Jones and his wife have no biological children from their 33-year marriage. “We waited too long,” he said. “We tried for three years and the doctor finally said, ‘It’s not going to happen,’ which was okay.” However, when Jones was in his early 40s, he attended a showcase in LA for theater students enrolled at his alma mater. One of the students, future “Angie Tribeca” and “Lady Dynamite” guest star Natisha Anderson, performed a monologue that immediately charmed Jones. After she moved to the West Coast, they met for lunch.
“Come to find out that she had a dad that abandoned the family early on in her life, and she had a mom that she needed to separate herself from,” Jones said. “So, Laurie and I became the parents to her.” Eventually, Jones walked Anderson down the aisle, and now, 16 years after she entered their lives, he and Laurie are planning to legally adopt her.

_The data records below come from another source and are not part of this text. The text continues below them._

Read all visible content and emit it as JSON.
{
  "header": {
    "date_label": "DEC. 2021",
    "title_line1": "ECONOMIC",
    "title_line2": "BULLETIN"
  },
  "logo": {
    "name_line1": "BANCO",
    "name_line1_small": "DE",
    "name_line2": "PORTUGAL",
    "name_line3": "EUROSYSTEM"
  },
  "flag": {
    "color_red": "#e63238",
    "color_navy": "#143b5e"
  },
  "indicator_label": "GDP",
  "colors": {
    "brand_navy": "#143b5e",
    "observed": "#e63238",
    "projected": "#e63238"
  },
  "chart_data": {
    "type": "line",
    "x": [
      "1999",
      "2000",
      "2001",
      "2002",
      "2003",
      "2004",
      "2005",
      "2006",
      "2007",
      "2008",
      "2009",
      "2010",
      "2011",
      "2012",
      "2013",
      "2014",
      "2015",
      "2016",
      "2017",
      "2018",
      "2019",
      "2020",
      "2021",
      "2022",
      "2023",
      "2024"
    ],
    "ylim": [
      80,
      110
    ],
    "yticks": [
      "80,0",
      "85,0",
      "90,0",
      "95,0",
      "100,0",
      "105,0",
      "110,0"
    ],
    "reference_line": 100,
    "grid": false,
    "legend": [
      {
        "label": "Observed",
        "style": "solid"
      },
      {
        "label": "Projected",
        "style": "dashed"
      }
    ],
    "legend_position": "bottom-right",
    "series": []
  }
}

Also upcoming is his next film, “Nosferatu,” now in post-production ahead of a 2018 release. Once again, Jones is unrecognizable as the namesake, bat-faced vampire. He conceded, “A good character’s a good character, whether I have talons and a tail or I’m in a t-shirt and jeans.”
“The Shape of Water” opens in New York on December 1 before expanding to additional cities.